While getting an exact number of tourists in the area specifically for the eclipse and related festivities may be difficult, it’s likely Cookeville and Putnam County will reap the benefits of their spending while here.

“I definitely think that spending over the weekend was increased in a direct impact to retail partners, to dining establishments, and even attractions,” Ledbetter said. “So, you see that sales tax increase not only for the state level but the city and county as well get some of that revenue in. That’s really big. That helps us citizens. That’s what’s so important about tourism and visitor development.” 

In anticipation of last Monday’s total solar eclipse, many local business owners faced a critical dilemma – to open their doors or stay closed.

With viewing parties and events scattered throughout the area, some chose to settle in at the historic West Side, near the train depot, to watch the eclipse.

Of the mix of retail businesses and eateries that line the streets near the depot, only a few opened prior to the eclipse Monday.

“The entire West Side was extremely slow, with few cars parked on an otherwise crowded West Broad Street,” Jay Albrecht, owner of Seven Senses Food & Cheer. “It was like a ghost town.”  

“However, at about 2:30 p.m., the people started pouring into the restaurant and our dining room got full in a matter of minutes,” Albrecht added. “What is otherwise a very slow time of day (2 p.m. until 5 p.m.) was very busy and that carried over into our dinner service.”  

Bill Hedderick, with World Foods International Grocery and Delicatessen, reported an estimated 20 percent increase in sales for the restaurant, despite closing for approximately two hours for the eclipse itself.  

In 2015, $122 million in direct tourism expenditures created a $338 savings per household for Putnam County homeowners.

More detailed data related to hotel stays and sale tax collections during the month of August, and the weekend of the eclipse, is expected to be available in the coming weeks. 

And it’s not just the dollars spent here during the day of and the days leading up to the eclipse. The exposure of the local community to a much larger audience that opens up Cookeville and the surrounding area to new tourism markets is invaluable.

Signs like this one hanging at the storefront of Luxe Boutique were a common sight along the West Side last Monday, prior to the total solar eclipse.

According to Ledbetter, at least 40 states and 15 countries – including Argentina, Brazil, Canada, England, Netherlands, Portugal, Puerto Rico, Spain – were represented by tourists who trekked to Cookeville specifically for the eclipse event.  

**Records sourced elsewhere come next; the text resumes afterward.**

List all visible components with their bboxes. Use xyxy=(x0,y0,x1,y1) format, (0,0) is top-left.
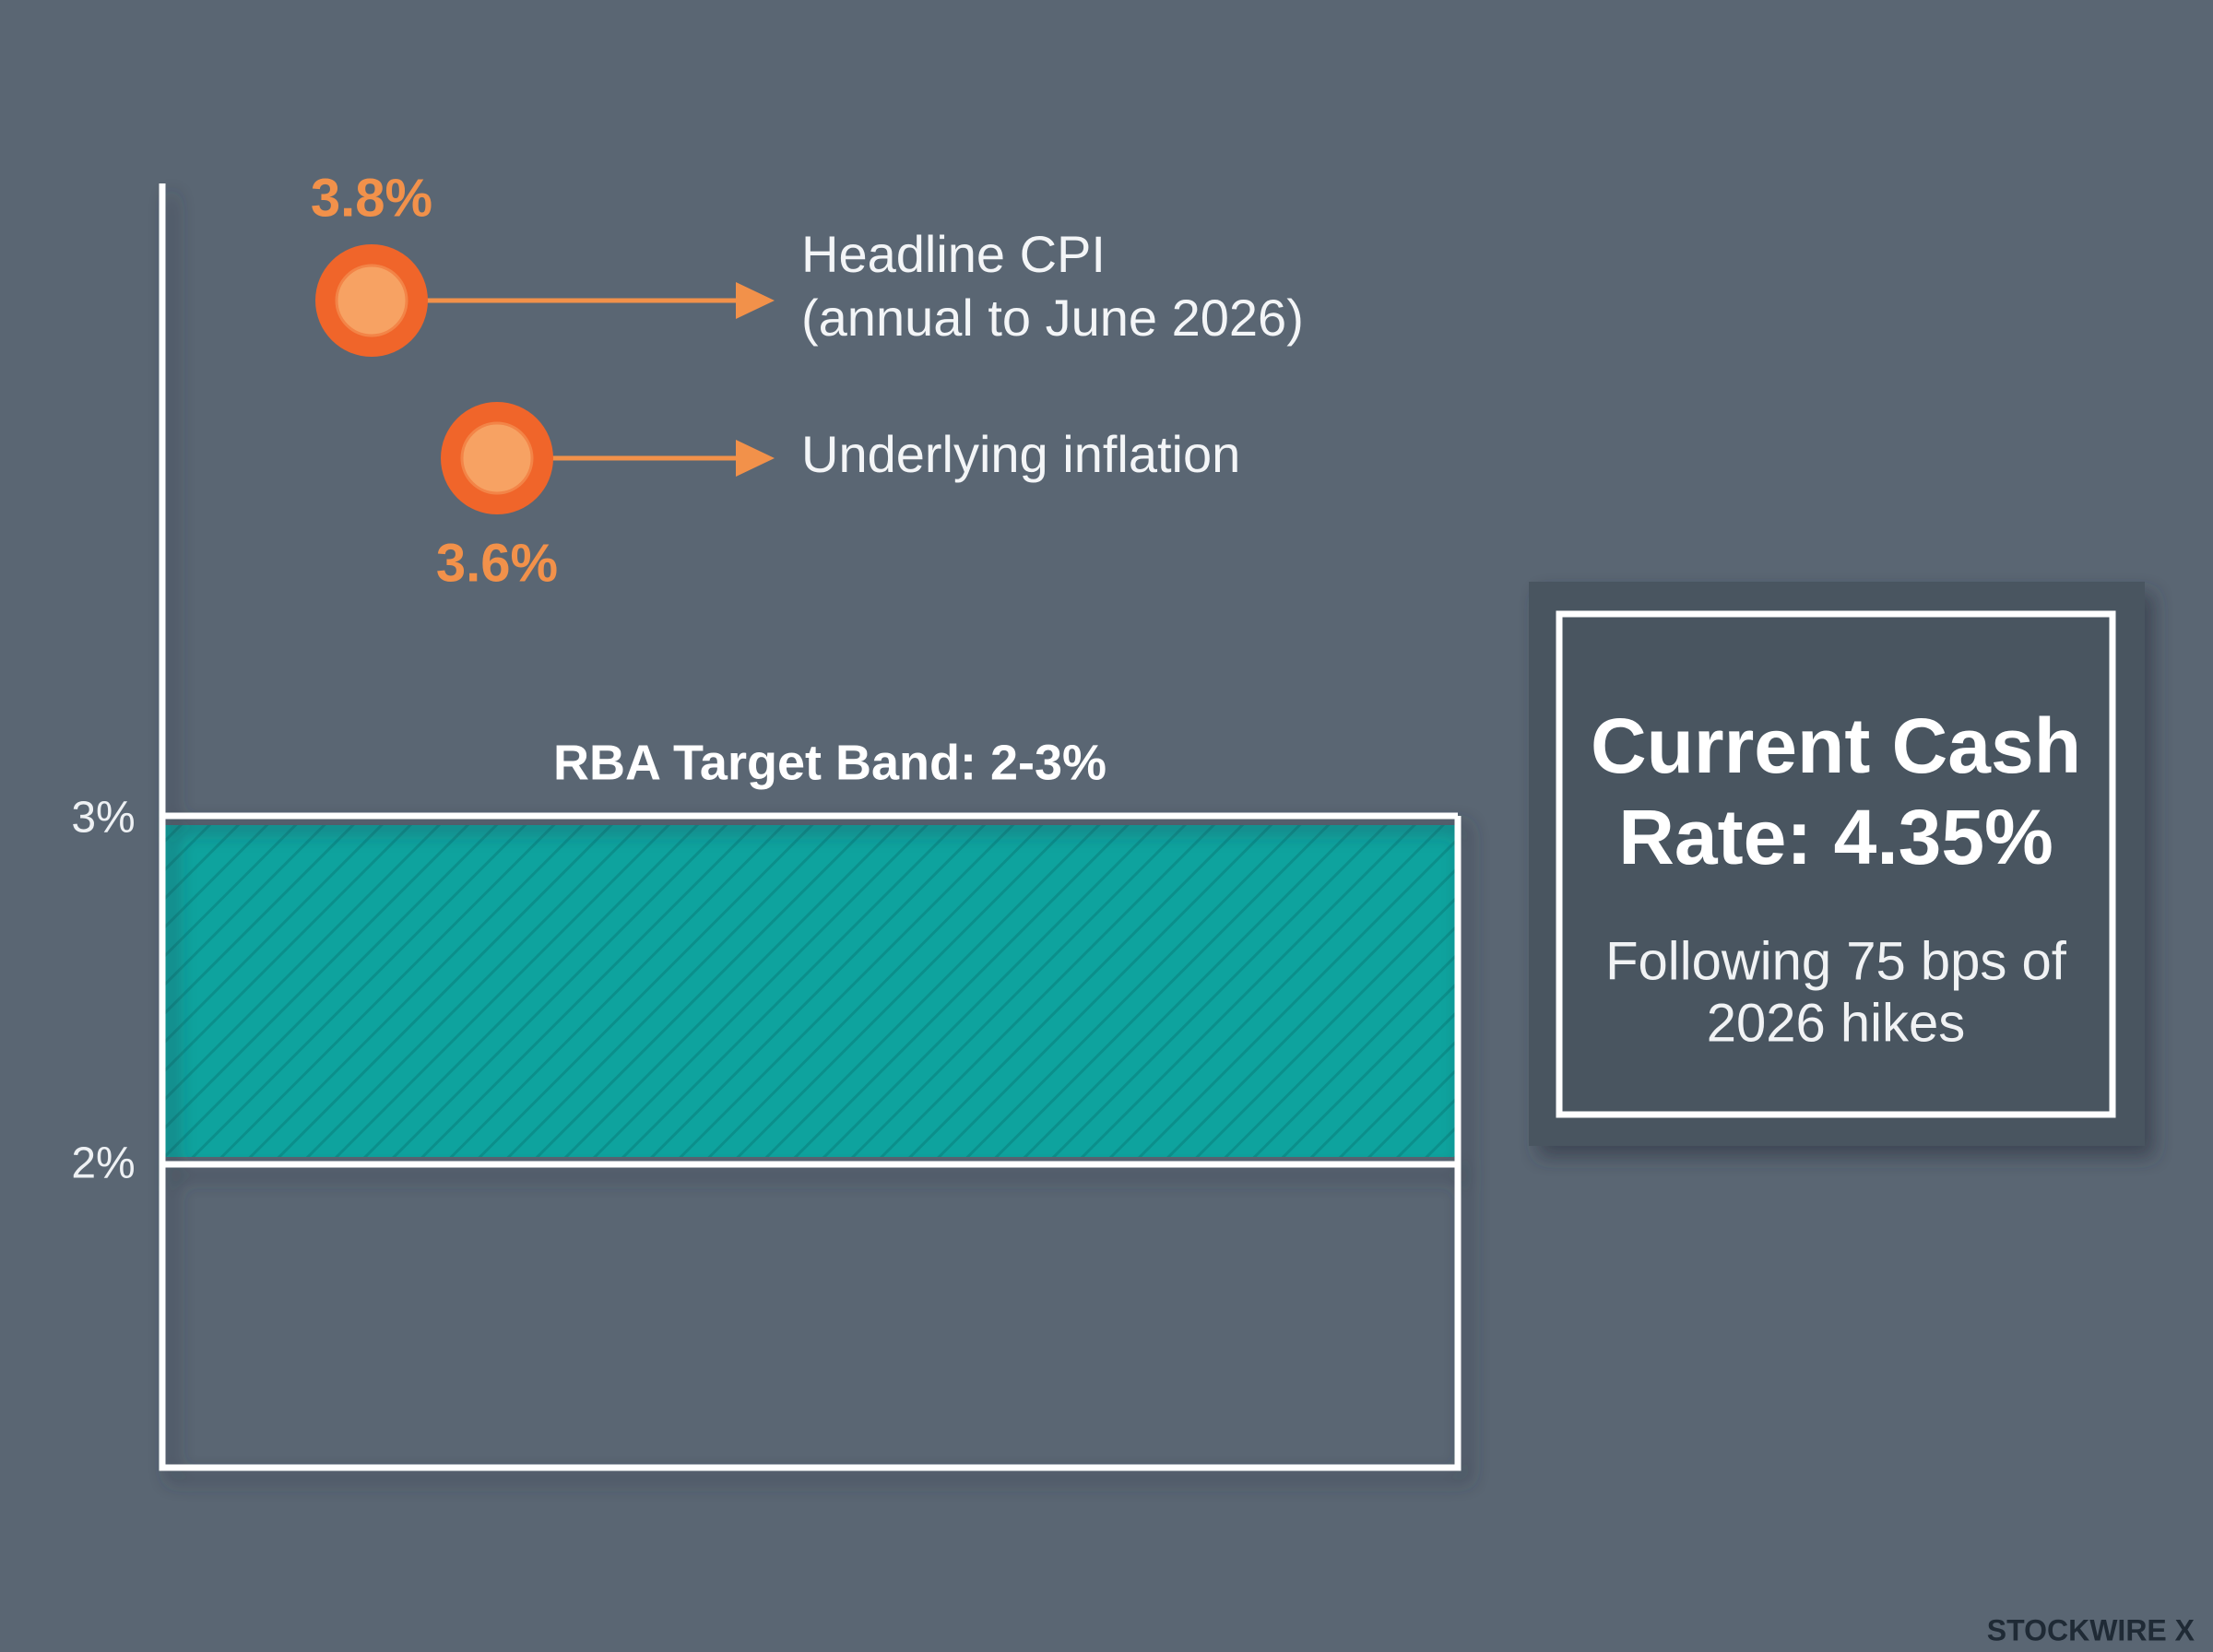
callout-text: 2026 hikes xyxy=(1707,993,1966,1053)
marker-inner xyxy=(335,264,408,337)
axes xyxy=(159,183,1462,1471)
point-label: Underlying inflation xyxy=(801,425,1240,483)
axis-frame xyxy=(159,183,1462,1471)
callout-title: Rate: 4.35% xyxy=(1618,794,2053,880)
arrow-head xyxy=(736,440,775,477)
watermark: STOCKWIRE X xyxy=(1987,1613,2195,1646)
callout-text: Following 75 bps of xyxy=(1605,931,2067,991)
underlying-marker xyxy=(441,402,775,514)
band-label: RBA Target Band: 2-3% xyxy=(553,735,1106,790)
marker-inner xyxy=(460,421,534,495)
point-label: (annual to June 2026) xyxy=(801,289,1304,347)
arrow-head xyxy=(736,282,775,319)
callout-box xyxy=(1529,582,2145,1146)
callout-border xyxy=(1556,610,2116,1118)
value-label: 3.6% xyxy=(436,533,558,593)
value-label: 3.8% xyxy=(311,168,432,228)
headline-marker xyxy=(315,244,775,357)
y-tick-label: 3% xyxy=(71,794,135,843)
point-label: Headline CPI xyxy=(801,225,1106,283)
y-tick-label: 2% xyxy=(71,1139,135,1188)
callout-title: Current Cash xyxy=(1591,702,2081,789)
target-band xyxy=(162,825,1458,1157)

Hotel rooms were booked well in advance in anticipation of the event and several nearby campsites were reported to be at capacity.  

“I kind of said leading up to (the eclipse), I think this is the highest potential event for international travel we’ve ever had,” Ledbetter said. “And, obviously that played true.”  

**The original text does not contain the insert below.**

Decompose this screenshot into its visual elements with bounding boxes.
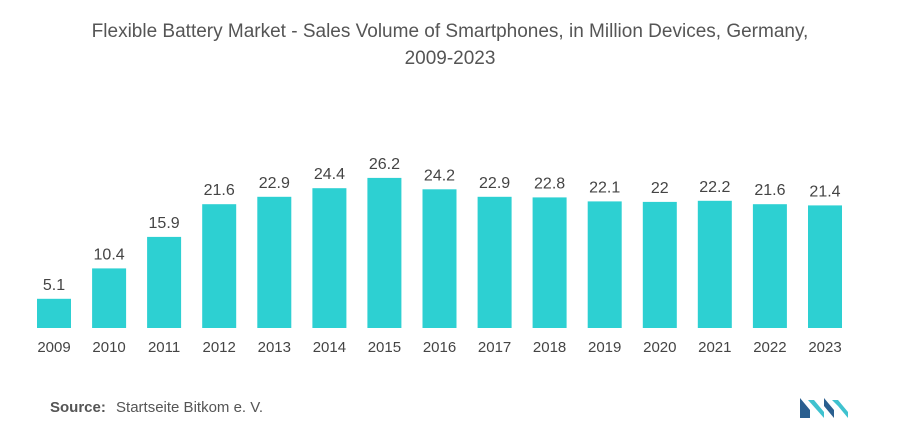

In comparison, usually two or three countries are represented during the H.O.G. (Harley Owners Group) Rally. 

More locally, in terms of U.S. travelers, Cookeville is already centrally located and a prime location to attract visitors. 

“Our Cookeville-Putnam County area is already within a day’s drive of 75 percent of the U.S. population,” Ledbetter said. “How many millions of people does that open you up to.” 

While some chose to drive to the Cookeville-Putnam County area, there were some who took advantage of the close proximity of the Upper Cumberland Regional Airport and chose to fly in for the eclipse event. Approximately 140 to 150 aircraft reportedly flew in for the event.